Tych z Polski rozpoznawało się kiedyś po ciuchach i niepewnym kroku. Zniknęli niepostrzeżenie z niemieckich ulic, tak jak szeptacze – osobnicy dyskretni, porozumiewający się szeptem, by nikt nie słyszał, że mówią po polsku. – Polacy są nie do odróżnienia – mówi Magdalena Szaniawska-Schwabe znad filiżanki z sojową kawą. – Ci, którzy zaczęli osiedlać się w Berlinie po przystąpieniu Polski do Unii, to już zupełnie inne pokolenie. Bez kompleksów, otwarte, wykształcone. Nie szepczą.
Kawiarnia Fleury rozsiadła się w pobliżu Rosenthaler Platz. Znajdująca się pod nim stacja metra, zamknięta na cztery spusty za enerdowskich czasów, jeszcze do lata 1990 r. była prowizorycznym punktem granicznym między wschodnią i zachodnią częścią miasta. To już odległa historia, choć zaledwie sprzed ćwierćwiecza. Ale to właśnie wówczas rozpoczęło się zrastanie Berlina i Europy, w której rosło pokolenie nowych pośredników – jedni w Polsce, jak Magdalena Szaniawska-Schwabe, dziś dziennikarka, a inni w Niemczech, jak Emilia Mansfeld, działająca we frakcji SPD w Bundestagu.
Obie są politolożkami. Emilia kończyła europeistykę na Uniwersytecie w Tybindze. Magdalena jest absolwentką uniwersytetów we Wrocławiu i Berlinie.
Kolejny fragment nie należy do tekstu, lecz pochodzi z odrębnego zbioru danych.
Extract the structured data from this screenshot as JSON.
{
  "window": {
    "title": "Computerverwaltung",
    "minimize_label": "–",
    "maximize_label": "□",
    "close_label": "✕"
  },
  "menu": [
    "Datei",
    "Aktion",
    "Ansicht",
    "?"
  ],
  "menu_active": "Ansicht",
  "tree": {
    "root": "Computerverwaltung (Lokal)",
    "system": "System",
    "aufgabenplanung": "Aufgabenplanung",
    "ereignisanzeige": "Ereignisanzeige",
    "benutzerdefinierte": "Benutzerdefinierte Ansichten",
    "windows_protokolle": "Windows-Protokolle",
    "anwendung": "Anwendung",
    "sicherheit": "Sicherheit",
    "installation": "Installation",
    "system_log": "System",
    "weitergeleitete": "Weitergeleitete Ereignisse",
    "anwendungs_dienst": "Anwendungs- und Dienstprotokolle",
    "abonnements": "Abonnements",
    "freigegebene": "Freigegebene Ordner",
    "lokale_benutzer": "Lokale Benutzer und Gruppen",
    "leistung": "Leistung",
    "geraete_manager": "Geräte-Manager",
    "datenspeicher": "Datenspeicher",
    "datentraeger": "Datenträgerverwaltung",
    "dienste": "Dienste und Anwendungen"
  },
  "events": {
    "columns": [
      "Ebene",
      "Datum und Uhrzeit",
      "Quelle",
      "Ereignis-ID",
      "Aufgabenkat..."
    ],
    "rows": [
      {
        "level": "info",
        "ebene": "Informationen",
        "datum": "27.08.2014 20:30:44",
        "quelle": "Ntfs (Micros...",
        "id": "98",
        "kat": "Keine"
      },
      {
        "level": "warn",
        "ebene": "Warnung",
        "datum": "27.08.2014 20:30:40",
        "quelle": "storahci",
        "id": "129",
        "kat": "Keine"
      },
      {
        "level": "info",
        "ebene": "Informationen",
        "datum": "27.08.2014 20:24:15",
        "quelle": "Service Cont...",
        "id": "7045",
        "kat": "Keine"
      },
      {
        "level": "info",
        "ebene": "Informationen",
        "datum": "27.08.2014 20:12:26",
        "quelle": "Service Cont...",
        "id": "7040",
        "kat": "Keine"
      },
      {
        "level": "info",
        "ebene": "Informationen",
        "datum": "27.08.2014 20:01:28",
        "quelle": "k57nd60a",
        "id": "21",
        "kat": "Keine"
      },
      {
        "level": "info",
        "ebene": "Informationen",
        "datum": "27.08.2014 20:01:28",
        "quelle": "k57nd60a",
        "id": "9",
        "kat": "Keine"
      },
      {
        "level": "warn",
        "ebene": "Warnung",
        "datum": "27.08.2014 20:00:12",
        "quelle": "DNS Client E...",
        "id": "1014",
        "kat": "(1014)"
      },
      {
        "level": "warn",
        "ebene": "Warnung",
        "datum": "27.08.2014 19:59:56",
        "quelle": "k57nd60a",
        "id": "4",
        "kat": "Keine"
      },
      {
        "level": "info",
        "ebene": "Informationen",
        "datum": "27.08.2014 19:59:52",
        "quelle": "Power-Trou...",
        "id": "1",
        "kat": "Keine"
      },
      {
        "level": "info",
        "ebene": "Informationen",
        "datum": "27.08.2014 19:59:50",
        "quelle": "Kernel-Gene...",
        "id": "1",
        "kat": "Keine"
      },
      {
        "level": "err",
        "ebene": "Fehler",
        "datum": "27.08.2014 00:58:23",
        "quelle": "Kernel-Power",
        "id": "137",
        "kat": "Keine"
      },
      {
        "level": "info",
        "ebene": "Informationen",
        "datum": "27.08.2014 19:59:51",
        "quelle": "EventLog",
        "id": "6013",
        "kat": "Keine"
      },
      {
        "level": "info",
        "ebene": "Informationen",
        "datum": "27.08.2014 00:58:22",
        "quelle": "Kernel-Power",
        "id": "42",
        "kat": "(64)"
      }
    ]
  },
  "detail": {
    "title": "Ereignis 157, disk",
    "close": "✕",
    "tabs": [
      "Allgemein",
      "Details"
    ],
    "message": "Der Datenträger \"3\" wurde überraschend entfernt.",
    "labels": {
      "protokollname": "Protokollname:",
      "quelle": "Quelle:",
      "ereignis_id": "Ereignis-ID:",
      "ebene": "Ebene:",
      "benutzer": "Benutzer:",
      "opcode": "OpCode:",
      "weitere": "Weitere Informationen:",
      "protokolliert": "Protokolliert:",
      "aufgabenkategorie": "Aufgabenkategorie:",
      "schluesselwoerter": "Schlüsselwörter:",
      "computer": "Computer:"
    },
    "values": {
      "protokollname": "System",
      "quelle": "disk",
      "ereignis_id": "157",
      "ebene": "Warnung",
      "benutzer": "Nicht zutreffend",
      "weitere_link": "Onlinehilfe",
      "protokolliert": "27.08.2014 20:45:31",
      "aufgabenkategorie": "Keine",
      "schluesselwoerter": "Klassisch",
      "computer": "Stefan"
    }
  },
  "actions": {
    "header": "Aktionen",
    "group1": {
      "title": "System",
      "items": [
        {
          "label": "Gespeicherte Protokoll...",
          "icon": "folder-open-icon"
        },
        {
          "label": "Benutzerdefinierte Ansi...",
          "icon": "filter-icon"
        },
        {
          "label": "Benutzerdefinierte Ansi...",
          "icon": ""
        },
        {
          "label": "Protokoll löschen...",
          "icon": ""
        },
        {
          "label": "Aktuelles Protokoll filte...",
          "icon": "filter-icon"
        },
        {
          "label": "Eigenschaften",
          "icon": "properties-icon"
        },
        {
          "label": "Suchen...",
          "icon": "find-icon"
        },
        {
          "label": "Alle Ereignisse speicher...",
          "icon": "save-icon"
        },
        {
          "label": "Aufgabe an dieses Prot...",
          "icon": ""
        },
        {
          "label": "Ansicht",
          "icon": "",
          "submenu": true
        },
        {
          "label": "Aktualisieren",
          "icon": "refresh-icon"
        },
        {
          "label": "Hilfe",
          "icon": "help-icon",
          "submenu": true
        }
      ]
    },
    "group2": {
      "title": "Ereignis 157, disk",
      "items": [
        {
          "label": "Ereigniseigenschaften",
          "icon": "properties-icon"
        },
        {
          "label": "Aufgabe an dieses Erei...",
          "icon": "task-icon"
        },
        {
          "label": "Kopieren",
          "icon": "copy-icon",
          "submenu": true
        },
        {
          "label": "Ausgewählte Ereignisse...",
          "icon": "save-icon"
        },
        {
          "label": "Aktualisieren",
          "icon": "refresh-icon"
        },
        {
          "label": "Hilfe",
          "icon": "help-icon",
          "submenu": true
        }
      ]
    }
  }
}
Na zlecenie IFA, stuttgarckiego Instytutu Stosunków Kulturalnych z Zagranicą, przeanalizowały działalność i inicjatywy kulturalne młodych emigrantów z Polski. Wyniki przedstawiły w dwujęzycznym, polsko-niemieckim raporcie „Nowi pośrednicy – o młodych formach polskiego zaangażowania w Niemczech”. Opisały środowisko swoich kreatywnych rówieśników, trzydziestoparolatków, którzy – bywa – znają się już z netu i skrzykują na imprezy kulturalne w realu. Robią to po polsku i niemiecku, bo w obu kręgach językowych czują się jak ryba w wodzie.